Bettine Clemens Ortswechsel untermalte Monika Nestle mit einem zweigeteilten Orgelsolo. Es folgte Musik von Franz Xaver Schnizer, dem gängige Nachschlagewerke zwar nur eine regionale Bedeutung als Komponist bescheinigen, der allerdings, was im Allegro und dann im Intermezzo aus seiner Sonate Nr. 1 hörbar war, eine durchaus feinnervige Orgelmusik geschaffen hat. In Kirchen kommt der Dreivierteltakt wohl nicht oft zum Einsatz, aber die beiden Musikerinnen bewiesen, dass Flöte und Orgel durchaus auch dieser bizarren Konstellation gewachsen sind, vor allem, wenn es hervorragende Musikerinnen sind. »An der schönen blauen Donau« von Johann Strauß, ließ auch in diesem kühlen Raum das Tanzbein zucken. Zwar ist dieser langlebige Ohrwurm nicht von Franz-Josef Strauß, wie der Programmzettel behauptete, sondern von Johann Strauß, Sohn. Ersterer hat meist die feinen Töne gemieden und mit anderen, manchmal groben, Mitteln Aufmerksamkeit auf sich gezogen.

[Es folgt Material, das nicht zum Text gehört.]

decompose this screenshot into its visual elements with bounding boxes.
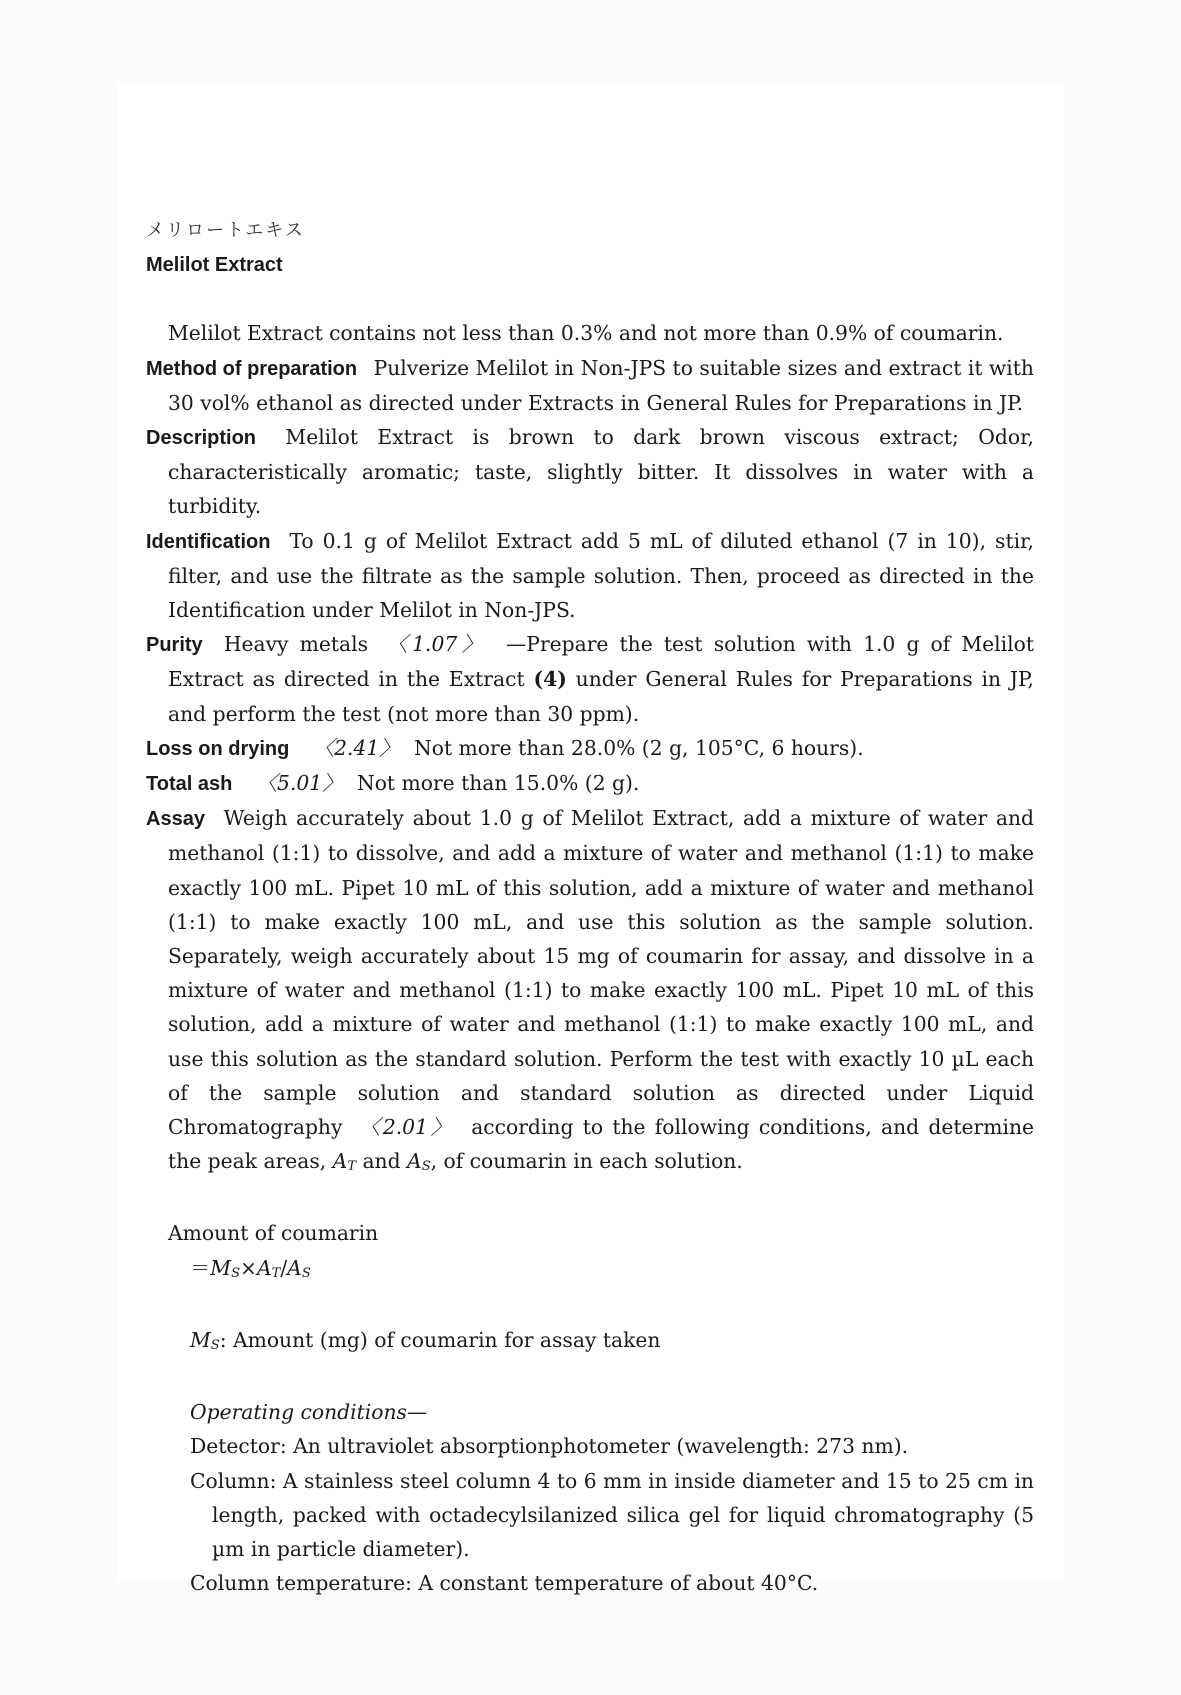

Zurück in den Zweiertakt, aber immer noch im Ohrwurm-Modus die flotte »Badinerie« aus der 2. Orchestersuite von Johann Sebastian Bach. Am Ende dieses außerordentlich stimmigen Konzertes gab es eine Zugabe, wobei der Bass-Staubsauger erneut zum Einsatz kam, wohl der tiefen Singstimme von Leonard Cohen geschuldet, dessen »Halleluja« den wunderbaren Abend sanft ausklingen ließ.